Flow characteristics and internal pressure profiles in leaves of the Typha domingensis

Abstract

The resistance to convective flow was measured in excised leaves of Typha domingensis where the internal pressure was self-generated ('intact') or artificially supplied by pumping gas through the leaf tip ('cut'). The resistance in intact material was 74.0% of the actual resistances as measured in 'cut' treatment (4.2+/-2.0 compared with 5.6+/-2.3MPasm-3) which was greater than the expected mean of 50%. Taking into account changes in the surface area along the leaf, this equates with a value of 59.4% of the total surface area starting at the leaf base suggesting that gas is preferentially entering the distal portion of the leaf. The resistance was also measured in intact material which was progressively inundated. As inundation increased, so too did the apparent resistance from 0.4MPasm-3 when the leaf was fully exposed to 4.8MPasm-3 when 45% of the leaf was inundated.
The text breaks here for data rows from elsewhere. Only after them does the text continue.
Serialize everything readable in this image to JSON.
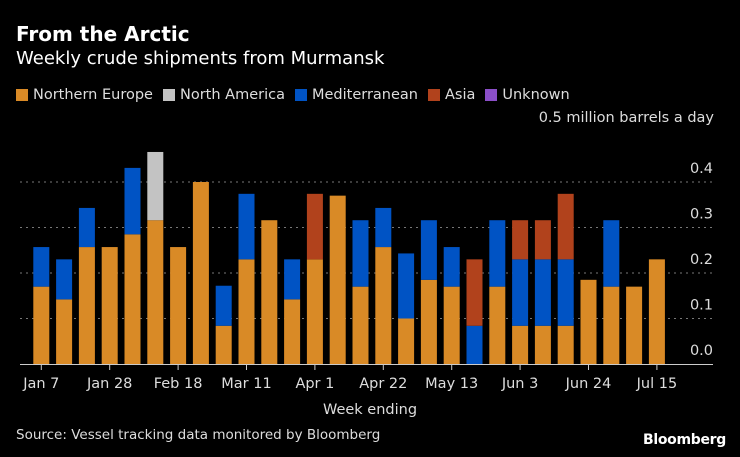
{
  "chart_data": {
    "type": "bar",
    "stacked": true,
    "title": "From the Arctic",
    "subtitle": "Weekly crude shipments from Murmansk",
    "xlabel": "Week ending",
    "ylabel": "0.5 million barrels a day",
    "ylim": [
      0,
      0.5
    ],
    "yticks": [
      "0.0",
      "0.1",
      "0.2",
      "0.3",
      "0.4"
    ],
    "ytick_values": [
      0,
      0.1,
      0.2,
      0.3,
      0.4
    ],
    "grid": true,
    "legend_placement": "top-left",
    "xtick_labels": [
      "Jan 7",
      "Jan 28",
      "Feb 18",
      "Mar 11",
      "Apr 1",
      "Apr 22",
      "May 13",
      "Jun 3",
      "Jun 24",
      "Jul 15"
    ],
    "xtick_every": 3,
    "num_weeks": 28,
    "series": [
      {
        "name": "Northern Europe",
        "color": "#d98a26",
        "values": [
          0.17,
          0.142,
          0.257,
          0.257,
          0.285,
          0.316,
          0.257,
          0.4,
          0.084,
          0.23,
          0.316,
          0.142,
          0.23,
          0.37,
          0.17,
          0.257,
          0.1,
          0.185,
          0.17,
          0,
          0.17,
          0.084,
          0.084,
          0.084,
          0.185,
          0.17,
          0.17,
          0.23
        ]
      },
      {
        "name": "North America",
        "color": "#c3c3c3",
        "values": [
          0,
          0,
          0,
          0,
          0,
          0.15,
          0,
          0,
          0,
          0,
          0,
          0,
          0,
          0,
          0,
          0,
          0,
          0,
          0,
          0,
          0,
          0,
          0,
          0,
          0,
          0,
          0,
          0
        ]
      },
      {
        "name": "Mediterranean",
        "color": "#0053c4",
        "values": [
          0.087,
          0.088,
          0.086,
          0,
          0.146,
          0,
          0,
          0,
          0.088,
          0.144,
          0,
          0.088,
          0,
          0,
          0.146,
          0.086,
          0.143,
          0.131,
          0.087,
          0.084,
          0.146,
          0.146,
          0.146,
          0.146,
          0,
          0.146,
          0,
          0
        ]
      },
      {
        "name": "Asia",
        "color": "#b1421c",
        "values": [
          0,
          0,
          0,
          0,
          0,
          0,
          0,
          0,
          0,
          0,
          0,
          0,
          0.144,
          0,
          0,
          0,
          0,
          0,
          0,
          0.146,
          0,
          0.086,
          0.086,
          0.144,
          0,
          0,
          0,
          0
        ]
      },
      {
        "name": "Unknown",
        "color": "#8b4fc8",
        "values": [
          0,
          0,
          0,
          0,
          0,
          0,
          0,
          0,
          0,
          0,
          0,
          0,
          0,
          0,
          0,
          0,
          0,
          0,
          0,
          0,
          0,
          0,
          0,
          0,
          0,
          0,
          0,
          0
        ]
      }
    ]
  },
  "source": "Source: Vessel tracking data monitored by Bloomberg",
  "brand": "Bloomberg"
}
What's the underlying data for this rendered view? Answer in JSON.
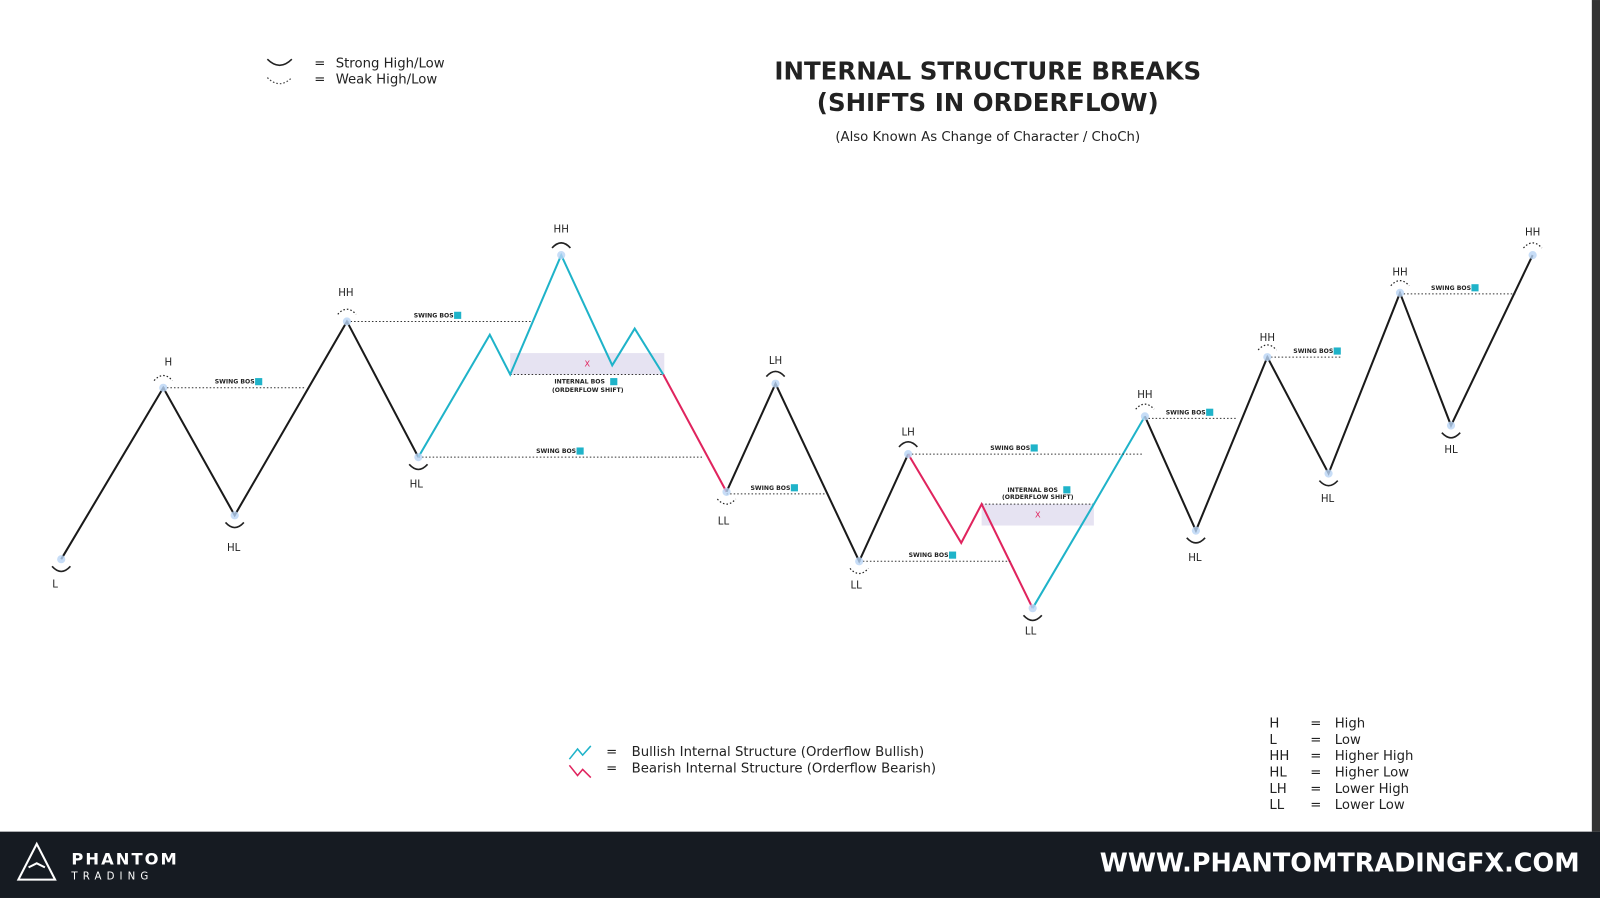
{
  "header": {
    "title_lines": [
      "INTERNAL STRUCTURE BREAKS",
      "(SHIFTS IN ORDERFLOW)"
    ],
    "subtitle": "(Also Known As Change of Character / ChoCh)"
  },
  "symbol_legend": [
    {
      "sign": "=",
      "label": "Strong High/Low"
    },
    {
      "sign": "=",
      "label": "Weak High/Low"
    }
  ],
  "swing_points": [
    "L",
    "H",
    "HL",
    "HH",
    "HL",
    "HH",
    "LL",
    "LH",
    "LL",
    "LH",
    "LL",
    "HH",
    "HL",
    "HH",
    "HL",
    "HH",
    "HL",
    "HH"
  ],
  "swing_bos": [
    "SWING BOS",
    "SWING BOS",
    "SWING BOS",
    "SWING BOS",
    "SWING BOS",
    "SWING BOS",
    "SWING BOS",
    "SWING BOS",
    "SWING BOS"
  ],
  "internal_bos": [
    {
      "label": "INTERNAL BOS",
      "sub": "(ORDERFLOW SHIFT)",
      "mark": "X"
    },
    {
      "label": "INTERNAL BOS",
      "sub": "(ORDERFLOW SHIFT)",
      "mark": "X"
    }
  ],
  "structure_legend": [
    {
      "sign": "=",
      "label": "Bullish Internal Structure (Orderflow Bullish)"
    },
    {
      "sign": "=",
      "label": "Bearish Internal Structure (Orderflow Bearish)"
    }
  ],
  "abbreviations": [
    [
      "H",
      "=",
      "High"
    ],
    [
      "L",
      "=",
      "Low"
    ],
    [
      "HH",
      "=",
      "Higher High"
    ],
    [
      "HL",
      "=",
      "Higher Low"
    ],
    [
      "LH",
      "=",
      "Lower High"
    ],
    [
      "LL",
      "=",
      "Lower Low"
    ]
  ],
  "footer": {
    "brand": "PHANTOM",
    "brand_sub": "TRADING",
    "website": "WWW.PHANTOMTRADINGFX.COM"
  }
}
The response was logarithmic due to changes in the resistance along the leaf. The internal pressure gradient was predicted for leaves where the leaf surface area was progressively sealed against the influx of gas from the atmosphere. The results suggest that changes in the level and distribution of the lateral input of gas along the leaf would affect both the maximum pressure gradient and the pressure gradient profile within the leaf.